Home / All / Penggoda Dalam Rumah / Penangkal Tipu Daya

Share

Penangkal Tipu Daya

Author: Ammi Poe YP
last update Last Updated: 2020-11-10 23:06:23

Kata demi kata telah kurangkai sedemikian rupa agar tak menjadi salah paham antara aku dengan Arini. Tapi sepertinya masih belum cukup memberi sinyal alarm kepada kepekaan wanita yang hatinya bak peri itu.

Gemas aku dibuatnya. Aku di sini bertarung melawan jala jerat yang ditebar oleh ibu mertua, sedangkan Arini tak jua memahami apa yang sedang menjadi kegelisahanku.

"Dek, Mas nggak nyaman dengan penampilan ibu yang terlalu seronok seperti itu," protesku kemarin sore saat melihat ibu mertua yang hanya mengenakan siluet dan celana jeans pendek.

Arini mengalihkan pandangannya ke arah wanita yang sedang menyirami tanaman pot di depan rumah. Dapat kudengar desah napas meski perlahan, sepertinya ia sedang menghalau perasaan yang mulai mengganggu pikiran.

Kulihat ada raut resah yang menggelayut di riak wajahnya. Mungkinkah dia mulai mengerti dengan apa yang ada dalam hatiku? 

'Tuhan, bantu Arini membuka mata bahwa ada yang salah dengan ibunya,' doaku dalam hati.

"Dek, coba tegur ibu untuk berpakaian lebih sopan. Nggak enak juga kalau dilihat tetangga." Aku mencoba memanfaatkan situasi, mengomporinya dengan atas nama tetangga.

"Iya, Mas. Nanti aku coba bicara dengan Ibu." Dengan nada lemah Arini menyahut.

Ya, hanya itu yang ia ucapkan. Setelahnya aku tak tahu apa yang ia bicarakan dengan ibunya. Yang aku tahu hanyalah mengenai apa yang kulihat beberapa hari ini, ada sedikit perubahan sikap dari mertuaku terhadap Arini.

"Arini! Mana uang untuk beli pakaian Ibu?" pinta ibu mertua sambil mengulurkan tangan ke arah Arini yang sedang sarapan.

Aku menghentikan suapan, tertegun melihat Arini yang dengan ringan mengambil beberapa lembar uang untuk ibunya, menyerahkan tanpa banyak suara.

Hubungan macam apa itu? Tak pernah kulihat mereka mesra layaknya ibu dan anak. Arini sendiri merasa canggung saat berhadapan dengan ibunya, sedangkan Bu Hera jarang mengajak Arini mengobrol.

"Uang segini paling dapat dua baju." Ada nada mencibir dari ucapan wanita itu.

"Bu, itu bisa dapat empat gamis.
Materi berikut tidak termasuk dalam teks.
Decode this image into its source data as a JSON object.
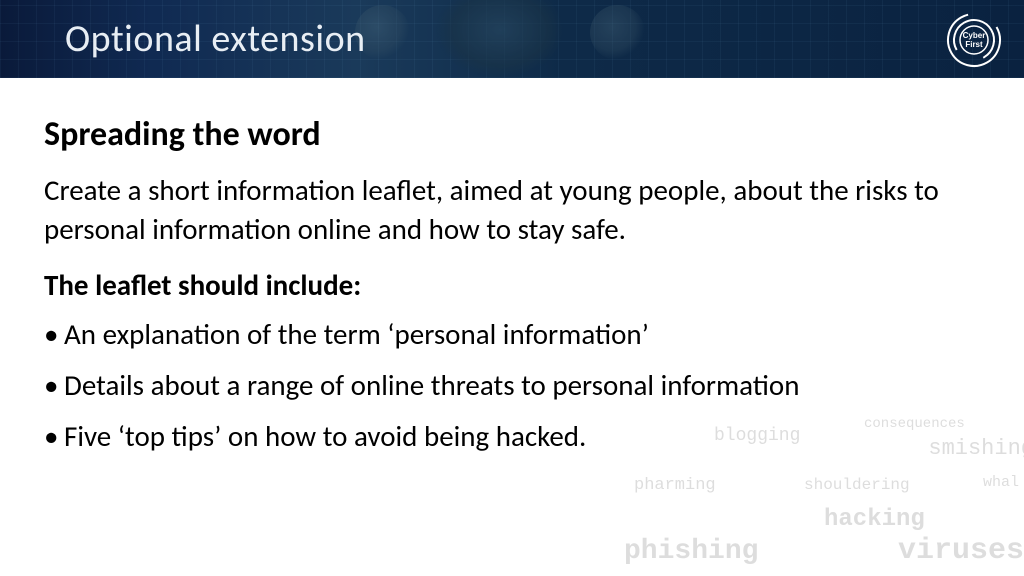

Sementara itu dulu cukup, nanti kalau Arini ada uang lagi ibu bisa beli lebih." Dengan lembut Arini mencoba bersabar meski ada hembus napas gusar yang ia coba tahan.
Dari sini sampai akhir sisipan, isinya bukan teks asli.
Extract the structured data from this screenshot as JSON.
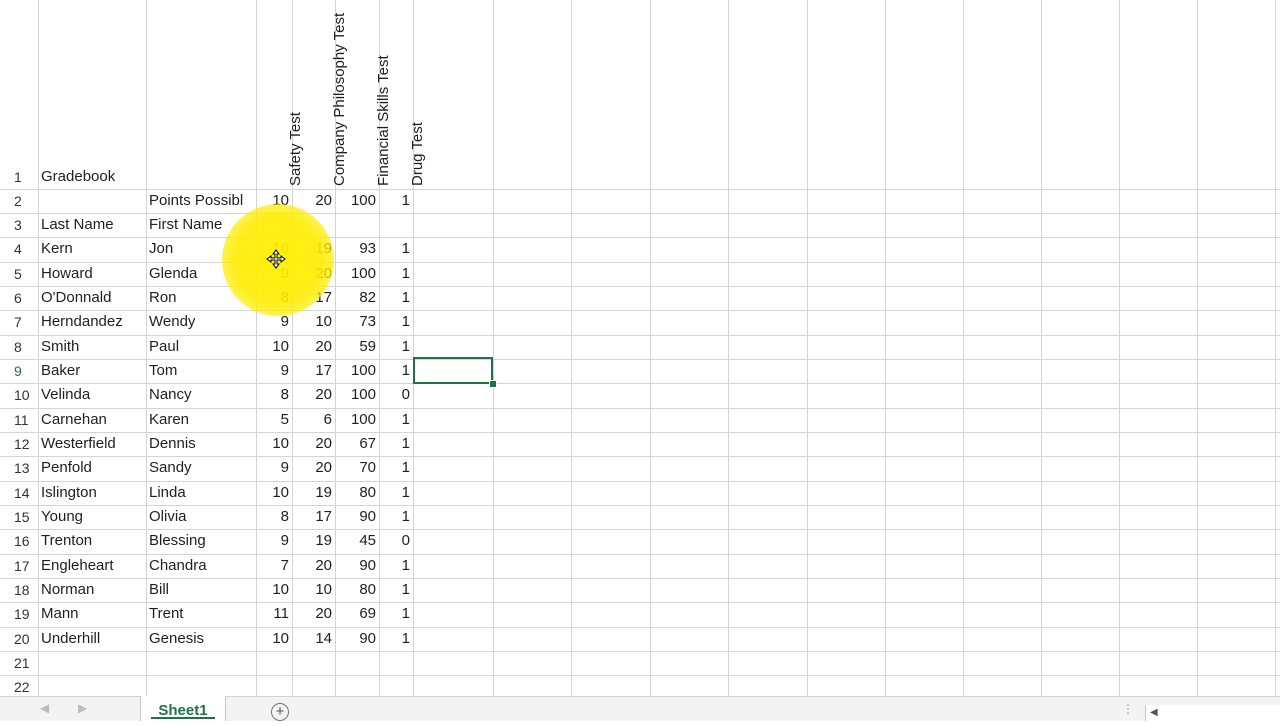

"Terus aku siapa yang antar ke mall?" tanya wanita itu seraya mengarahkan pandangan ke arahku, tentu saja membuat aku yang hendak menelan makanan tiba-tiba tersedak.

"Ibu nggak usah ke mall, beli gamisnya cukup ke toko muslimah dekat rumah. Tinggal jalan sebentar keluar gang, nanti pas belokan ke kanan ada toko pakaian yang cukup besar." Jawaban Arini membuatku lega, segera kuraih gelas berisi air putih dan menenggaknya tuntas.

"Kamu ini, beliin baju Ibu kok yang murahan. Ibu sudah biasa beli pakaian yang nyaman. Kayak stelan ini aja harganya hampir satu juta, lho." Sembari memamerkan baju yang ia kenakan, wanita itu kembali mencibir istriku.

Geram rasanya, ingin kumaki jika tak ingat ia adalah ibu dari wanita yang kunikahi. Selera makanku menguar, hanya menyisakan rasa ingin segera pergi dari hadapan wanita pengeret itu.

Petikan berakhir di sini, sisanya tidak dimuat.